Controle parental quanto ao uso da tecnologia: prevenção ou invasão à privacidade das crianças?

Enviada em 12/05/2020

Desde o Iluminismo, entende-se que uma sociedade só progride quando um se mobiliza com o problema do outro. No entanto, quando se observa " O controle paternal quanto ao uso da tecnologia, no Brasil “, hodiernamente, verifica-se que esse ideal iluminista é constatado na teoria e não como desejado na prática e a problemática persiste profundamente ligada à realidade do país.

Decerto, é indubitável que o uso da tecnologia no cotidiano tornou-se intrínseco em virtude da Terceira Revolução Industrial, a qual facilitou o acesso da população a essas ferramentas.

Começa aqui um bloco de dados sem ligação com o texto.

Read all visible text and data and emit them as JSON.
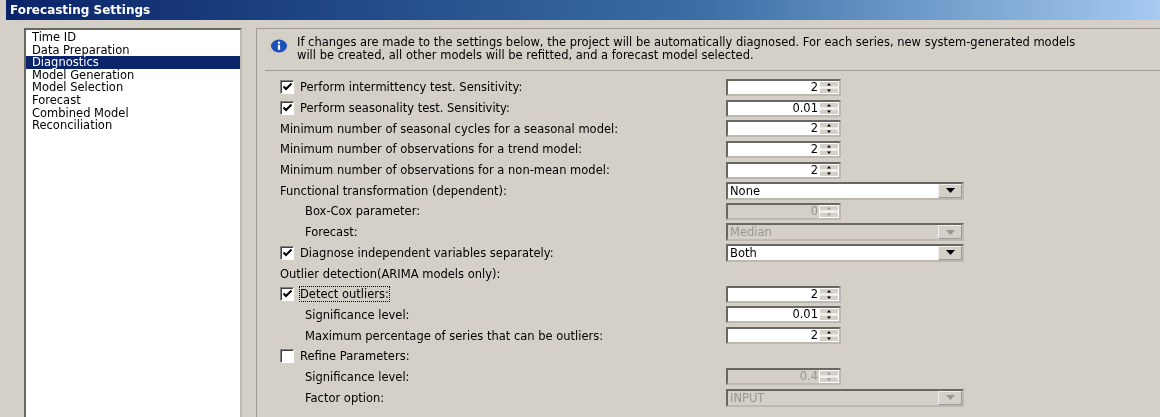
{
  "window": {
    "title": "Forecasting Settings"
  },
  "sidebar": {
    "items": [
      {
        "label": "Time ID",
        "selected": false
      },
      {
        "label": "Data Preparation",
        "selected": false
      },
      {
        "label": "Diagnostics",
        "selected": true
      },
      {
        "label": "Model Generation",
        "selected": false
      },
      {
        "label": "Model Selection",
        "selected": false
      },
      {
        "label": "Forecast",
        "selected": false
      },
      {
        "label": "Combined Model",
        "selected": false
      },
      {
        "label": "Reconciliation",
        "selected": false
      }
    ]
  },
  "info": {
    "text": "If changes are made to the settings below, the project will be automatically diagnosed. For each series, new system-generated models will be created, all other models will be refitted, and a forecast model selected."
  },
  "rows": [
    {
      "kind": "checkbox",
      "label": "Perform intermittency test. Sensitivity:",
      "checked": true,
      "focused": false,
      "control": {
        "kind": "spin",
        "value": "2",
        "disabled": false
      }
    },
    {
      "kind": "checkbox",
      "label": "Perform seasonality test. Sensitivity:",
      "checked": true,
      "focused": false,
      "control": {
        "kind": "spin",
        "value": "0.01",
        "disabled": false
      }
    },
    {
      "kind": "label",
      "label": "Minimum number of seasonal cycles for a seasonal model:",
      "control": {
        "kind": "spin",
        "value": "2",
        "disabled": false
      }
    },
    {
      "kind": "label",
      "label": "Minimum number of observations for a trend model:",
      "control": {
        "kind": "spin",
        "value": "2",
        "disabled": false
      }
    },
    {
      "kind": "label",
      "label": "Minimum number of observations for a non-mean model:",
      "control": {
        "kind": "spin",
        "value": "2",
        "disabled": false
      }
    },
    {
      "kind": "label",
      "label": "Functional transformation (dependent):",
      "control": {
        "kind": "combo",
        "value": "None",
        "disabled": false
      },
      "children": [
        {
          "kind": "label",
          "label": "Box-Cox parameter:",
          "control": {
            "kind": "spin",
            "value": "0",
            "disabled": true
          }
        },
        {
          "kind": "label",
          "label": "Forecast:",
          "control": {
            "kind": "combo",
            "value": "Median",
            "disabled": true
          }
        }
      ]
    },
    {
      "kind": "checkbox",
      "label": "Diagnose independent variables separately:",
      "checked": true,
      "focused": false,
      "control": {
        "kind": "combo",
        "value": "Both",
        "disabled": false
      }
    },
    {
      "kind": "label",
      "label": "Outlier detection(ARIMA models only):"
    },
    {
      "kind": "checkbox",
      "label": "Detect outliers:",
      "checked": true,
      "focused": true,
      "control": {
        "kind": "spin",
        "value": "2",
        "disabled": false
      },
      "children": [
        {
          "kind": "label",
          "label": "Significance level:",
          "control": {
            "kind": "spin",
            "value": "0.01",
            "disabled": false
          }
        },
        {
          "kind": "label",
          "label": "Maximum percentage of series that can be outliers:",
          "control": {
            "kind": "spin",
            "value": "2",
            "disabled": false
          }
        }
      ]
    },
    {
      "kind": "checkbox",
      "label": "Refine Parameters:",
      "checked": false,
      "focused": false,
      "children": [
        {
          "kind": "label",
          "label": "Significance level:",
          "control": {
            "kind": "spin",
            "value": "0.4",
            "disabled": true
          }
        },
        {
          "kind": "label",
          "label": "Factor option:",
          "control": {
            "kind": "combo",
            "value": "INPUT",
            "disabled": true
          }
        }
      ]
    }
  ]
}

Paralelamente, o acesso precoce apresenta uma crescente, levantando um debate se os conteúdos dispostos na Web correspondem a faixa etária predominante e os danos nocivos futuramente pelas influências de tais acessos, afetado no âmbito comportamental e emocional do indivíduo.

Ademais, outro grande fomentador dessa problemática é a constância dos casos de pedofilia, que, mesmo sendo uma prática rechaçada pela sociedade, ainda continua ganhando espaço no mundo tecnológico. De fato como disse o lendário ex-primeiro-ministro Winston Churchill: ‘‘O maior mostrador de desenvolvimento de uma Nação é a qualidade de vida de suas crianças’’. Com isso, a preservação e a integridade são fundamentais.

Por fim, compreende-se que campanhas devem governamentais, que alertam os jovens sobre os perigos da internet devem estar na internet e serem feitas pelo MEC, obrigadas a intercalar nas plataformas digitais que costumam ter propagandas e são bastante acessadas por jovens. Em todas as escolas, as psicólogas deverão dar palestras, uma vez por mês, separado para os pais e depois para os filhos. E, com a profissional orientando-os, talvez haja uma relação de mais confiança e o controle parental tecnológico não precise mais entrar em ação, somente a boa conversa sincera e compreensiva, que ambos irão apreender com a especialista em comportamento humano.